Twitter’s 140 character limit— time to ditch it?

  • By Barbara Ortutay Associated Press
  • Tuesday, May 17, 2016 1:19pm
  • Business

NEW YORK— Many Twitter users— and more importantly, the billions more who don’t use Twitter— feel constrained by the company’s somewhat archaic 140-

Whoops! That’s what happens when you hit the character limit imposed by Twitter. Is it time to ditch it as Twitter searches for ways to grow its stagnant user base?

The limit was created so tweets would fit in a single text message, back when people used Twitter that way. But most people now use Twitter through its mobile app, where there isn’t the same technical constraint.

And Twitter users already employ creative ways to get around it. They send out multi-part tweets, or take screenshots of text typed elsewhere.

CEO Jack Dorsey, in such a screenshot that he tweeted in January, appeared amused by the fact that people— not to be constrained— are finding creative workarounds such as the text block photos. Maybe it’s something Twitter could build on.

“(What) if that text…was actually text?” he mused. “Text that could be searched. Text that could be highlighted. That’s more utility and power.”

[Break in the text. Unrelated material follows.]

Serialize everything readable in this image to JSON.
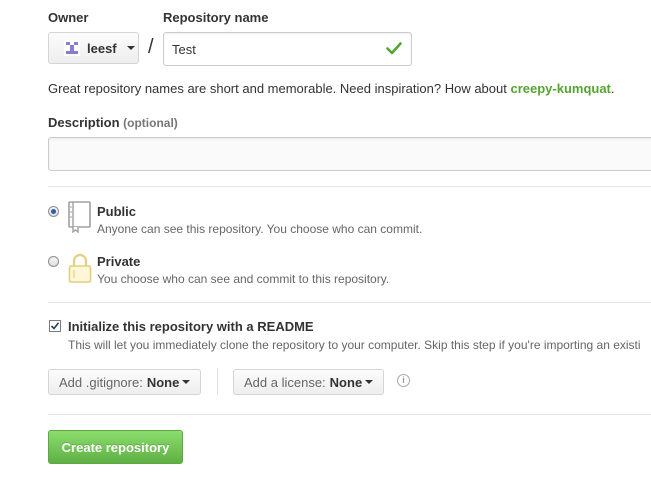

This suggests that the company is at least thinking about creative ways to keep the spirit of the 140-character limit while giving people more freedom to share their thoughts and rants. But there’s history, nostalgia, and the Twitter brand being inexorably tied to quick, short bursts of text. Twitter is still often described as a “short messaging service,” after all.

Dorsey called the limit a “beautiful constraint” that inspires creativity, brevity and a “sense of speed.” Twitter, he wrote, will never lose the feeling.

A few months later, Dorsey insisted to “Today” show host Matt Lauer that the 140-character limit was here to stay, even as Twitter itself evolves.

But a news report this week, citing unnamed people, said the company was planning to stop counting Web links and photos in the 140 characters, a move that would further erode that limit. Twitter declined to comment on the Bloomberg report.

Gartner analyst Brian Blau called the idea “a good compromise.” Twitter already shortens long links to give users more room to write. This might be a logical next step.

Easing the character limit, though, might not be enough to reverse Twitter’s stagnation. The San Francisco company, which recently celebrated its 10th birthday, has long lagged behind Facebook as a place for everyone. It has 310 million users, less even than the professional networking service LinkedIn.

Facebook, meanwhile, has 1.65 billion users. Even though many people are familiar with Twitter, at least in name, the company has not been able to persuade them to use the service. Twitter remains hard to understand for many people, with its own lingo of hashtags and “at” symbols.

Although it makes sense that Twitter doesn’t want to alienate existing users with too many changes, Blau said, Twitter has to “fundamentally revamp the service and make it more appealing to more people.”

Getting rid of that limit might be a start.